Acredito que seja desnecessário explicar como funciona o padrão porque existem várias ferramentas de DI espalhadas pela web e cada uma funcionando de um jeito. Via de regra, o uso se dá conforme descrito no código acima: Você informa a dependência no construtor da classe e o injetor que estiver utilizando cria e injeta todas as dependências. Alguns outros injetores conseguem, por exemplo, injetar dependências em parâmetros de métodos, variáveis privadas e assim por diante.

As possibilidades variam de acordo com o que é permitido pela linguagem ou pela implementação. Os exemplos de injeção em variáveis privadas, por exemplo, eu encontrei apenas no CDI – que é o injetor default para Java. Injeção de dependência em chamadas de métodos também encontrei apenas em Java. Seria possível fazer o mesmo em Delphi ou em C#, mas demandaria algumas “piruetas”, envolvendo AOP ou até mesmo classes virtuais, o que na minha singela opinião não vale a pena.

E como eu comecei falando, este padrão faz muito sentido quando você está separando em camadas o desenvolvimento do seu software. O injetor de dependência seria parte da camada “crosscutting” do sistema, tornando possível a comunicação entre as diferentes camadas sem que elas exatamente conheçam umas às outras. Acoplando somente o necessário (o extraordinário é demais)!

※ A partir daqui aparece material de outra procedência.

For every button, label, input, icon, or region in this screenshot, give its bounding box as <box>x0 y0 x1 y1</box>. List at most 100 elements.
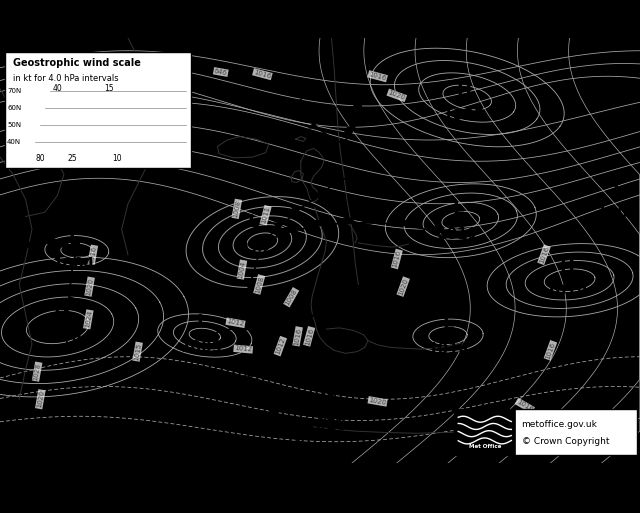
Polygon shape <box>241 348 250 354</box>
Bar <box>454 408 515 456</box>
Polygon shape <box>39 238 53 244</box>
Text: x: x <box>564 280 569 289</box>
Polygon shape <box>56 240 69 247</box>
Polygon shape <box>300 111 308 116</box>
Polygon shape <box>67 346 75 351</box>
Polygon shape <box>369 218 385 224</box>
Text: H: H <box>456 81 472 100</box>
Text: L: L <box>247 213 259 231</box>
Text: metoffice.gov.uk: metoffice.gov.uk <box>522 421 598 429</box>
Text: 1016: 1016 <box>88 245 97 264</box>
Polygon shape <box>71 272 79 278</box>
Text: 1025: 1025 <box>305 419 348 433</box>
Polygon shape <box>308 123 317 128</box>
Text: 994: 994 <box>237 240 269 255</box>
Polygon shape <box>362 178 370 184</box>
Text: 1020: 1020 <box>85 278 94 296</box>
Bar <box>5 52 191 168</box>
Polygon shape <box>307 447 316 452</box>
Polygon shape <box>334 177 342 183</box>
Polygon shape <box>255 261 264 266</box>
Text: 40: 40 <box>53 84 63 93</box>
Text: L: L <box>68 230 79 248</box>
Polygon shape <box>281 227 296 235</box>
Polygon shape <box>294 100 303 104</box>
Text: © Crown Copyright: © Crown Copyright <box>522 437 609 446</box>
Text: 25: 25 <box>68 153 77 163</box>
Text: 80: 80 <box>36 153 45 163</box>
Polygon shape <box>354 100 361 109</box>
Text: Geostrophic wind scale: Geostrophic wind scale <box>13 58 141 68</box>
Text: 1009: 1009 <box>180 340 223 355</box>
Text: 1016: 1016 <box>392 249 402 268</box>
Text: 1016: 1016 <box>304 327 314 346</box>
Text: 1012: 1012 <box>226 318 245 327</box>
Text: 1008: 1008 <box>596 206 639 221</box>
Text: 10: 10 <box>113 153 122 163</box>
Polygon shape <box>246 370 255 376</box>
Text: 1024: 1024 <box>84 310 93 329</box>
Text: 1020: 1020 <box>397 277 409 296</box>
Polygon shape <box>22 241 36 248</box>
Polygon shape <box>270 411 280 416</box>
Polygon shape <box>274 223 283 228</box>
Polygon shape <box>68 297 77 302</box>
Text: 1004: 1004 <box>237 260 246 279</box>
Text: 70N: 70N <box>7 88 21 94</box>
Text: 1020: 1020 <box>368 397 387 406</box>
Polygon shape <box>368 309 382 313</box>
Text: H: H <box>53 302 68 320</box>
Text: L: L <box>196 313 207 331</box>
Polygon shape <box>256 391 265 397</box>
Text: 1008: 1008 <box>284 288 298 307</box>
Text: 1016: 1016 <box>368 71 387 82</box>
Bar <box>454 408 637 456</box>
Text: 1025: 1025 <box>443 108 485 123</box>
Text: 15: 15 <box>104 84 114 93</box>
Polygon shape <box>288 429 297 435</box>
Text: x: x <box>202 332 207 343</box>
Polygon shape <box>230 323 244 329</box>
Text: 1011: 1011 <box>436 227 479 242</box>
Polygon shape <box>298 312 312 318</box>
Text: x: x <box>445 336 451 346</box>
Polygon shape <box>264 317 278 322</box>
Text: H: H <box>319 391 334 409</box>
Polygon shape <box>351 114 360 123</box>
Text: x: x <box>324 412 329 422</box>
Polygon shape <box>248 283 257 288</box>
Text: 1016: 1016 <box>538 245 550 264</box>
Text: 40N: 40N <box>7 139 21 145</box>
Text: 1030: 1030 <box>40 329 82 344</box>
Text: 1016: 1016 <box>515 399 534 413</box>
Text: L: L <box>442 315 454 333</box>
Text: 646: 646 <box>214 68 228 76</box>
Polygon shape <box>399 221 414 227</box>
Text: L: L <box>452 200 463 218</box>
Polygon shape <box>333 309 347 314</box>
Polygon shape <box>313 192 322 198</box>
Text: 1014: 1014 <box>427 342 469 357</box>
Polygon shape <box>309 221 324 227</box>
Polygon shape <box>403 309 417 314</box>
Polygon shape <box>428 226 443 233</box>
Text: x: x <box>250 237 255 247</box>
Text: Forecast chart (T+12) Valid 12 UTC Tue 28 May 2024: Forecast chart (T+12) Valid 12 UTC Tue 2… <box>3 20 234 29</box>
Text: 1016: 1016 <box>293 327 302 346</box>
Polygon shape <box>239 326 248 332</box>
Text: 1008: 1008 <box>232 200 241 218</box>
Polygon shape <box>67 321 75 326</box>
Text: 1016: 1016 <box>545 341 556 360</box>
Text: 60N: 60N <box>7 105 21 111</box>
Text: Met Office: Met Office <box>468 444 501 449</box>
Polygon shape <box>353 87 360 96</box>
Text: 1028: 1028 <box>33 362 42 381</box>
Polygon shape <box>292 207 301 212</box>
Text: H: H <box>559 258 574 275</box>
Polygon shape <box>323 133 330 139</box>
Text: L: L <box>612 179 623 197</box>
Text: 1012: 1012 <box>275 337 286 356</box>
Polygon shape <box>339 218 355 224</box>
Text: 1011: 1011 <box>260 206 271 225</box>
Text: in kt for 4.0 hPa intervals: in kt for 4.0 hPa intervals <box>13 74 118 83</box>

Quando utilizar o Dependency Injection?

Se o teu sistema roda em cima de algum framework (ASP.NET, Spring e etc), é bem provável que ele já utilize algum container de Injeção de Dependência. E como ficaram bem mais fáceis de configurar, estão cada vez mais populares. O que pode levar a erros se usados de forma inescrupulosa.

Como já foi dito, quando estiver desenvolvendo em cima de frameworks, alguns já possuem o seu próprio injetor. Geralmente eles possuem notações e formas específicas de registrar as dependências. Para esses casos é quase que obrigação utilizar o DI ou nada funciona. Mas não se esqueça que DI não serve apenas para injetar Controllers. Outros detalhes técnicos também podem ser injetados via DI. Mecanismos de profile, log, configurações também podem ser acessados via DI.

O ponto de atenção, que é um erro comum para principiantes, é tentar injetar absolutamente tudo. Até mesmo DTO e Entidades. Isso não faz muito sentido, eu sei. E eu sei por que eu mesmo já tentei (blushed). Técnicas como TDD, por exemplo, ajudam a ressaltar esse tipo de erro de design de código. Você vai perceber que está errado porque ou ficou complexo demais ou você não consegue sair do lugar.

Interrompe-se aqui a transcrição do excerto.